Many enterprises are adopting vertical ESG platforms, tools for materiality assessment, centralized data collection systems and evolved dashboards. But technology is just an accelerator. We need an ecosystem capable of transforming reporting into decision-making leverage.
Training is the second pillar. Generic courses are not enough: targeted courses are needed for ESG Officers, HSEs, figure finance, legals and HRs. Training is needed that connects regulatory standards with real business processes. The most critical skills today are hybrid ones: sustainability and management control, ESG and procurement, data and strategy.
Finally, in many cases it is strategic to activate qualified external support: ESRS experts, ESG auditors, technical partners, and advisors capable of supporting the company in setting up roadmaps, readiness assessments, data governance, KPI definition, and reporting models.
An effective approach starts from a simple but central question: “What ESG information would I be able to produce today, with what reliability and with what level of verification?”. From here the path is built, made up of awareness, tools and data culture.
Conclusion – road map for adjustment and useful resources
CSRD is not just a regulation to be complied with: it is a concrete opportunity to strengthen internal systems, improve transparency and align with market expectations. Businesses that address this step early will not just comply: they will be more credible, more resilient, and more attractive.
To address adjustment effectively, it is useful to define a realistic but ambitious roadmap:
Internal assessment: Readiness analysis, gap to ESRS, mapping of available data.
Governance: definition of roles, involvement of functions and oversight bodies.
Targeted training: pathways for ESG officers, controllers, HSEs, HRs and key figures.
Tools and systems: introduction of digital tools for managing and monitoring ESG data.
Reporting process: perimeter definition, materiality, data collection and budget construction.
Assurance: preparation for external verification, audit trail, document validation.
Communication and stakeholder engagement: building a solid, transparent, and coherent narrative.
In the meantime, it is advisable to stay updated through official sources such as:
EFRAG – for ESRS standards
European Commission – CSRD
ESG observatories, think tanks and academic research centres.
Those leading this change today will tomorrow be able to transform sustainability from a regulatory obligation to a competitive advantage.
FAQ – CSRD Frequently Asked Questions
My company is not listed: I still have to adapt?

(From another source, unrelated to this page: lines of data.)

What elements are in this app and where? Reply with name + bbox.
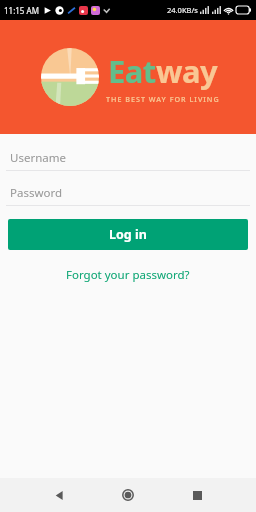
- staticText: way: [156, 50, 218, 92]
- staticText: Password: [10, 185, 63, 201]
- button[interactable]: Log in: [8, 219, 248, 250]
- button[interactable]: Password: [0, 183, 256, 206]
- staticText: 24.0KB/s: [167, 5, 198, 15]
- staticText: Forgot your password?: [66, 267, 190, 283]
- button[interactable]: Recent apps: [184, 482, 210, 508]
- button[interactable]: Username: [0, 148, 256, 171]
- staticText: Eat: [108, 50, 156, 92]
- staticText: THE BEST WAY FOR LIVING: [106, 94, 220, 104]
- button[interactable]: Home: [115, 482, 141, 508]
- staticText: Username: [10, 150, 66, 166]
- staticText: Log in: [109, 226, 147, 243]
- button[interactable]: Back: [46, 482, 72, 508]
- staticText: 11:15 AM: [4, 5, 39, 16]
- button[interactable]: Forgot your password?: [0, 265, 256, 285]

It depends. If you exceed two of the three size thresholds (250 employees, 40 million turnover, 20 million assets), the obligation is triggered by the 2025 financial statements. Even if not directly obligated, many enterprises are involved indirectly as suppliers or partners of subject companies.
Can I use the old sustainability budgeting schemes?
No. CSRD mandates the use of ESRS, which define content, structure, and methodological standards. Pre-existing reports need to be reviewed and realigned.
Who has to approve the sustainability budget?
It must be integrated into the management report and approved by the competent corporate bodies, as is the case for the civil budget. Assurance from a third-party auditor is also needed.
What are the penalties for non-compliance?
Each Member State will define its own sanctioning system. But beyond fines, the real risk is reputational: failing to comply means exposing yourself to exclusion from procurement, supply chains, or access to ESG-linked credit.
How does the assurance process on the report?
There is currently a limited level of assurance, with verification of the consistency, traceability and completeness of the information. Looking ahead, it will evolve towards forms closer to auditing.
Can SMEs get off to a simplified start?
Yes. Proportional standards for listed SMEs are on the way, but non-directly subject SMEs can also adopt a light model, focused on a few material KPIs and a phased improvement plan.
What are the estimated costs of adjusting?
Costs depend on business complexity. For many enterprises, this is an important initial investment (training, systems, advisory support), but recoverable in the medium term through reputational, operational and financial advantages.